LE BIEN COMMUN QUI NE SE FONDE PAS SUR LA JUSTICE ET LA VÉRITÉ EST UNE ESCROQUERIE.

Oscar Fortin

Blog espagnol

jeudi 30 mai 2013

LA FOI DU MAIRE TREMBLAY





Un peu comme tout le monde, j’ai suivi la saga du maire Tremblay dans sa lutte pour maintenir son droit à la prière aux assemblées municipales ainsi que la présence du crucifix comme symbole religieux dans la salle municipale. Déjà, dans une lettre publique que je lui adressais en 2011, je lui exprimais,  en tant que croyant, mon point de vue sur le sujet.

Depuis lors, sa cause a été entendue par la Cour d’appel du Québec et le jugement a été rendu public le 28 mai dernier.

Je laisse à d’autres intervenants le soin d’analyser le jugement rendu. Je retiens toutefois les propos tenus par le maire Tremblay lors de sa conférence de presse, suite au jugement. En plus d’exprimer sa satisfaction pour sa victoire, il a relevé l’importance de la tradition religieuse au Québec et de l’héritage qu’elle a laissé dans la conscience du peuple. À l’écouter, la foi est un produit culturel qui fait partie de nos vies.

Mon opposition aux revendications du maire Tremblay n’a rien à voir avec le combat portant sur la laïcité. Elle repose d’abord et avant tout sur la compréhension qu’il se fait de la foi.

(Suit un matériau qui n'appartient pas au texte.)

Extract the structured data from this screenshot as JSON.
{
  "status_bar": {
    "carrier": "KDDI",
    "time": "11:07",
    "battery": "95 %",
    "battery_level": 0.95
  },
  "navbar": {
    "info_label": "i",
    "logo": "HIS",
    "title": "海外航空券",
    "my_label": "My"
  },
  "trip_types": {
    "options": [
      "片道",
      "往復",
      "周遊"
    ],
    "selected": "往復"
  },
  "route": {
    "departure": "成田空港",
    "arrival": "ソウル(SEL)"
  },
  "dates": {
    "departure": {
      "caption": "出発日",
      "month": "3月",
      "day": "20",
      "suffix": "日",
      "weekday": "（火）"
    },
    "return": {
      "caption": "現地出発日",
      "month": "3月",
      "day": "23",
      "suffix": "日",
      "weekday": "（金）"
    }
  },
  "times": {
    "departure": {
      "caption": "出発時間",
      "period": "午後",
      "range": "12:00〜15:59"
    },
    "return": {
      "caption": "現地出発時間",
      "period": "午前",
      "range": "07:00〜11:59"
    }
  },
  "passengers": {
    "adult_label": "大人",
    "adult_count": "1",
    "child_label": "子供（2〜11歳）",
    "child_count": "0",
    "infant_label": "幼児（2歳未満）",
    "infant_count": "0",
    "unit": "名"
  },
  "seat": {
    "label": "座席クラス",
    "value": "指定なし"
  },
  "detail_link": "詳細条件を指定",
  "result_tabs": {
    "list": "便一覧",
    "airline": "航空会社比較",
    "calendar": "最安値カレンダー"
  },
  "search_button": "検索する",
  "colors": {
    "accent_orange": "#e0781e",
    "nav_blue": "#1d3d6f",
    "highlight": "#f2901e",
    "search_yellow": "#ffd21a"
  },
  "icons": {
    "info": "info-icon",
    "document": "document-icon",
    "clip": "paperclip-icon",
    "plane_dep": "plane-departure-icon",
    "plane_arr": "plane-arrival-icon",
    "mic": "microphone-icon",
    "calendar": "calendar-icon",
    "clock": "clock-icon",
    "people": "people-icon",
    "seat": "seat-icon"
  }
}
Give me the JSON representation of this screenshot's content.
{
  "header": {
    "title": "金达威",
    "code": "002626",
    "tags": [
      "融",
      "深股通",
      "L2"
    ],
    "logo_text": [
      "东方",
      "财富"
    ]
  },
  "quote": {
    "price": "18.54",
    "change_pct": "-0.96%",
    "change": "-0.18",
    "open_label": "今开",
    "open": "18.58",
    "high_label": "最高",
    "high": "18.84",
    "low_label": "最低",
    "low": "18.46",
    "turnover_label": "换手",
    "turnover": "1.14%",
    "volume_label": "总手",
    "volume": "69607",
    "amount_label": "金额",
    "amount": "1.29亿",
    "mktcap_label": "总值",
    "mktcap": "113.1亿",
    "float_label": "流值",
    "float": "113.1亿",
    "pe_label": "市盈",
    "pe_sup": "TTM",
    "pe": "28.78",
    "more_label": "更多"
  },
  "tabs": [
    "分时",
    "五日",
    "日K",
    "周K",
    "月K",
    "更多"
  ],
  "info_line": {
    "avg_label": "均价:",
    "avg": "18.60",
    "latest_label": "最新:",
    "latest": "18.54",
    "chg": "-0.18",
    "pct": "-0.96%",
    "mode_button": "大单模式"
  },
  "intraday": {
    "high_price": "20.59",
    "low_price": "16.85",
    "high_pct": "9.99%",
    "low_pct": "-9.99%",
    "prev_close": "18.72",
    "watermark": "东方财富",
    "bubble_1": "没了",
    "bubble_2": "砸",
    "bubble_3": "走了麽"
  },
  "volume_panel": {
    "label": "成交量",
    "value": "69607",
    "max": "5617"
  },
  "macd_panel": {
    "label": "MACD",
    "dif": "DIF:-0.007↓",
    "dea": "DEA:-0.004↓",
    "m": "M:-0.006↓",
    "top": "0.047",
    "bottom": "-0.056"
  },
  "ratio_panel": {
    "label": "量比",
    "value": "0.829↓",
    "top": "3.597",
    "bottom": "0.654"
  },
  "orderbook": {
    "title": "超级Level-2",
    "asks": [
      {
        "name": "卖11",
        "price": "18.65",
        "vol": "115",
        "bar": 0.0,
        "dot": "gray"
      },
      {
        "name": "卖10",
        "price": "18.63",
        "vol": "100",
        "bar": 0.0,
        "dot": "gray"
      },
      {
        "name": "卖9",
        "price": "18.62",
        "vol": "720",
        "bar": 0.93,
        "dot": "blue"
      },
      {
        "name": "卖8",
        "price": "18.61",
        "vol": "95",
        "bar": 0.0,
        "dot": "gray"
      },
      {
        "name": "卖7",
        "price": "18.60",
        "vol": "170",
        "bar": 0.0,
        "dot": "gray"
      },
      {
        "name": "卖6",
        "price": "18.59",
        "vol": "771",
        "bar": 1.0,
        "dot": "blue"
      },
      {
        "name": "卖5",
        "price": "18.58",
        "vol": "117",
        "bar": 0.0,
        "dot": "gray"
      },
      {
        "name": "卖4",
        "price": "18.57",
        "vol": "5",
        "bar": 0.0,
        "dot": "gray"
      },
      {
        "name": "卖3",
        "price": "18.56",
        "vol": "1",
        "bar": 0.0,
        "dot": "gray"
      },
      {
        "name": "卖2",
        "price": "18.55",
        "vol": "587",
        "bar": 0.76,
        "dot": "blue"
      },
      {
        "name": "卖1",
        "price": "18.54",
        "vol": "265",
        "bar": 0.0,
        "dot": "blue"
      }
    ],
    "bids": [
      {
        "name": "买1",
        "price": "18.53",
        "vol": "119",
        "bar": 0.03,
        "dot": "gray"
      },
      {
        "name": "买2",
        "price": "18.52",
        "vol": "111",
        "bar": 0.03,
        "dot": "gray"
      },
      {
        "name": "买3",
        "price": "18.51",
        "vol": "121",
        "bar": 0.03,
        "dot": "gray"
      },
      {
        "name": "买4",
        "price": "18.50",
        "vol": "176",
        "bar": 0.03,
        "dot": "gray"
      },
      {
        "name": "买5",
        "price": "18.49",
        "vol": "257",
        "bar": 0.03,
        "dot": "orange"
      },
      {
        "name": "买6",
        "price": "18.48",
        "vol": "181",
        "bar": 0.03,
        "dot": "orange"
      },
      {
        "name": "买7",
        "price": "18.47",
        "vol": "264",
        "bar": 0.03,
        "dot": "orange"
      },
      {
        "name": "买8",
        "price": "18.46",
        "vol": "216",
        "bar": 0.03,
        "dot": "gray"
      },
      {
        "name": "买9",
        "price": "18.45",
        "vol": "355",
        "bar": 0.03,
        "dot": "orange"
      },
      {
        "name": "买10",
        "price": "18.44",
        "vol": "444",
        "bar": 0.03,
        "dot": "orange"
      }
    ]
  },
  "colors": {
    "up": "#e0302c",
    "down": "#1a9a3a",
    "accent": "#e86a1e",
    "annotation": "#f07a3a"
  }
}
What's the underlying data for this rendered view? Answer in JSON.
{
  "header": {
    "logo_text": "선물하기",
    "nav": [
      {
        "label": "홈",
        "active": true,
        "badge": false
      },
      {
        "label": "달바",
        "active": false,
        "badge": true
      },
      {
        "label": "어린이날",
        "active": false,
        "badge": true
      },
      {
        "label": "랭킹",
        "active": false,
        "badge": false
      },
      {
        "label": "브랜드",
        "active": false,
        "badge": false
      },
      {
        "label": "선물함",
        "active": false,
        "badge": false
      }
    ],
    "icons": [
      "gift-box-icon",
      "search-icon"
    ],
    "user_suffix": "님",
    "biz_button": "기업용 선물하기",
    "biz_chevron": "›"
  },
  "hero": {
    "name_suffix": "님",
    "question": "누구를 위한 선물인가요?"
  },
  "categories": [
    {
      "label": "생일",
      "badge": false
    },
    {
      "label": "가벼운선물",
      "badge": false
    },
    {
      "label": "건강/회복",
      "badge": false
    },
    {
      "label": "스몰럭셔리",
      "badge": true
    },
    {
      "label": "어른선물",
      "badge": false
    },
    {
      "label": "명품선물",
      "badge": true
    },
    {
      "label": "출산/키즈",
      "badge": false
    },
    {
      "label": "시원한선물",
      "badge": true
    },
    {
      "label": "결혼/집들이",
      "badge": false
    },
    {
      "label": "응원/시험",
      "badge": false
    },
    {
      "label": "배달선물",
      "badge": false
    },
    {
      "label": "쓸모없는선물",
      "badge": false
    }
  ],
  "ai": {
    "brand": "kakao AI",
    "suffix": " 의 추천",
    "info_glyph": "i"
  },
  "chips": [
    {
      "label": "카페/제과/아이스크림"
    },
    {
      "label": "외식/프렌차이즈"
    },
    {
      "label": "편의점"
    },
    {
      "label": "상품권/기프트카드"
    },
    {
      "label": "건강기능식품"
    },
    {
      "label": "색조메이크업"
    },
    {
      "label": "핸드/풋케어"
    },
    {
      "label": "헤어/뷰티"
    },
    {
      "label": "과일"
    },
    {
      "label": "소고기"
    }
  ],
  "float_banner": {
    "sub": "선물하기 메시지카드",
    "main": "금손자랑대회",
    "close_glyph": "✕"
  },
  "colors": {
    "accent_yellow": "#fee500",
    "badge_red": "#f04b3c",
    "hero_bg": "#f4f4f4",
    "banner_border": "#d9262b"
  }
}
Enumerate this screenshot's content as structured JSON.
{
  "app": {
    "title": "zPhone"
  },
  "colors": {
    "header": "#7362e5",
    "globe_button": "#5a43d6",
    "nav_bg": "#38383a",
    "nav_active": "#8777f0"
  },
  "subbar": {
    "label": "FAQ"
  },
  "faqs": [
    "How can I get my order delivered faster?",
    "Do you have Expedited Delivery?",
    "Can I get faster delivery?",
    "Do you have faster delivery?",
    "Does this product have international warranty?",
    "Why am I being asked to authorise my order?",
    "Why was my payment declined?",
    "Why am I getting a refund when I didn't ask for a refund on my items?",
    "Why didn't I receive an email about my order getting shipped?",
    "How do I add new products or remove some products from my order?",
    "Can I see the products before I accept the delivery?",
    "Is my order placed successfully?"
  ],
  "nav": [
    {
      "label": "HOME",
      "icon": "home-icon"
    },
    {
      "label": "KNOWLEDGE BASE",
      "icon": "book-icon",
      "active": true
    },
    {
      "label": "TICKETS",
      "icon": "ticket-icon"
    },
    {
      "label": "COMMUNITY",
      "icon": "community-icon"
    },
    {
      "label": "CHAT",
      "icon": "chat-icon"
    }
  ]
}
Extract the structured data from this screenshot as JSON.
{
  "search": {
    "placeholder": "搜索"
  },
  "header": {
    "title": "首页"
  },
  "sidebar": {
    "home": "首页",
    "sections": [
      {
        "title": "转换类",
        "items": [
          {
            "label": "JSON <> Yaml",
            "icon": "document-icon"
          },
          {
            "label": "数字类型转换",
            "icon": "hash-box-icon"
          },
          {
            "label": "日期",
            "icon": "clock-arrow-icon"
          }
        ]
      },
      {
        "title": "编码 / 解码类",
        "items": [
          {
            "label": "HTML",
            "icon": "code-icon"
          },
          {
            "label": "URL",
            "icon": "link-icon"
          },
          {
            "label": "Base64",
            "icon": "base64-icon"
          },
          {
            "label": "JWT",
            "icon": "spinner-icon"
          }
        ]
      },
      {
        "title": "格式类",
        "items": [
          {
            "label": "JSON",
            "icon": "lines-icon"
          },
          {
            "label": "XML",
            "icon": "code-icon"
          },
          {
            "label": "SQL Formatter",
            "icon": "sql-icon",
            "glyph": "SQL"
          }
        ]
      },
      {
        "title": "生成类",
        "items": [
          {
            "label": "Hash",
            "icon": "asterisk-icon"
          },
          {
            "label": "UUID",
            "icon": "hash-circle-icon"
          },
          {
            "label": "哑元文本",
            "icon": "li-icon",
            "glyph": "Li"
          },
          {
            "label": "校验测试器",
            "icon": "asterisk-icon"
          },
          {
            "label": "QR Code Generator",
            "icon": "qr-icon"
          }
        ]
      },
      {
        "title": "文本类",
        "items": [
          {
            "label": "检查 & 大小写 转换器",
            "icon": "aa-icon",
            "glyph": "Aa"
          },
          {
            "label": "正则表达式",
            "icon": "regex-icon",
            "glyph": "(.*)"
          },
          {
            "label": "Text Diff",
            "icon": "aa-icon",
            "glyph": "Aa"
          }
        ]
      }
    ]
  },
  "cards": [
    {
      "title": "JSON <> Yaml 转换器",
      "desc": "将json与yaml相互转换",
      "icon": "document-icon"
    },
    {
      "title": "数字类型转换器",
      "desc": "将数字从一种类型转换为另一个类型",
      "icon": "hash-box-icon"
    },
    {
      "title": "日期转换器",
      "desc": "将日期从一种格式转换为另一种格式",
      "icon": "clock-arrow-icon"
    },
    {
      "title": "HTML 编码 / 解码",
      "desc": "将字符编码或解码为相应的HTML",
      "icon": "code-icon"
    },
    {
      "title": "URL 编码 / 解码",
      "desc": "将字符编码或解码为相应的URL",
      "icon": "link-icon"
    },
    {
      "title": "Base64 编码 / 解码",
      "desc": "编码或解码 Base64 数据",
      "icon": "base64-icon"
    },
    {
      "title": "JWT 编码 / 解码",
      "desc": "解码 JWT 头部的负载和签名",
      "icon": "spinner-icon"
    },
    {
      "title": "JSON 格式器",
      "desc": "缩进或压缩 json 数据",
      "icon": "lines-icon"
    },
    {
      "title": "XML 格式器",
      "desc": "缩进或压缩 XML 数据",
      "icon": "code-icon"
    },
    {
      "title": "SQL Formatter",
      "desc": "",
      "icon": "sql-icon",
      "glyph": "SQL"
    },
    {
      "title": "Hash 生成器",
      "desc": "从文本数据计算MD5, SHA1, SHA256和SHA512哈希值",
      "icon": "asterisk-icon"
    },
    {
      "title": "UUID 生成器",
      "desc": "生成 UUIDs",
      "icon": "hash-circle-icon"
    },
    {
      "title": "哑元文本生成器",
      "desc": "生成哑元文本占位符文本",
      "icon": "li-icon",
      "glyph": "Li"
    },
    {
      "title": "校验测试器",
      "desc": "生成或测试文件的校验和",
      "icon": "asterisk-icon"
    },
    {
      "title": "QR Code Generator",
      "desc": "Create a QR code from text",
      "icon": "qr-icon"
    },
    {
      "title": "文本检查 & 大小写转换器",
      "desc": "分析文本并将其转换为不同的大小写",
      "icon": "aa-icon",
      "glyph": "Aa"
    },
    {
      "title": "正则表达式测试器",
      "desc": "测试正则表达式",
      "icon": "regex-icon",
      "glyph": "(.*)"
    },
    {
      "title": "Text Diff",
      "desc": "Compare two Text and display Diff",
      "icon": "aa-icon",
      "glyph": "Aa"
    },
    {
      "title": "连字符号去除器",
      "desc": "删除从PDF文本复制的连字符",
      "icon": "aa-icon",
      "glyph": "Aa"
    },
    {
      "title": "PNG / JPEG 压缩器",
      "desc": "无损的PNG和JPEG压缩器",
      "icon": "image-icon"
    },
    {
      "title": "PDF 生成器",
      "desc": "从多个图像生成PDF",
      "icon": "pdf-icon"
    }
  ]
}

En tant que croyant, je considère que la foi, celle qui transforme les cœurs et conduit à la radicalité de l’engagement au service de la justice, de la vérité, de la compassion, de la solidarité et de la bonté, ne peut être assimilée à quelques expressions culturelles que ce soit. La foi chrétienne n’est ni un folklore, ni un culte, mais un engagement qui prend à son compte les engagements mêmes de Jésus de Nazareth.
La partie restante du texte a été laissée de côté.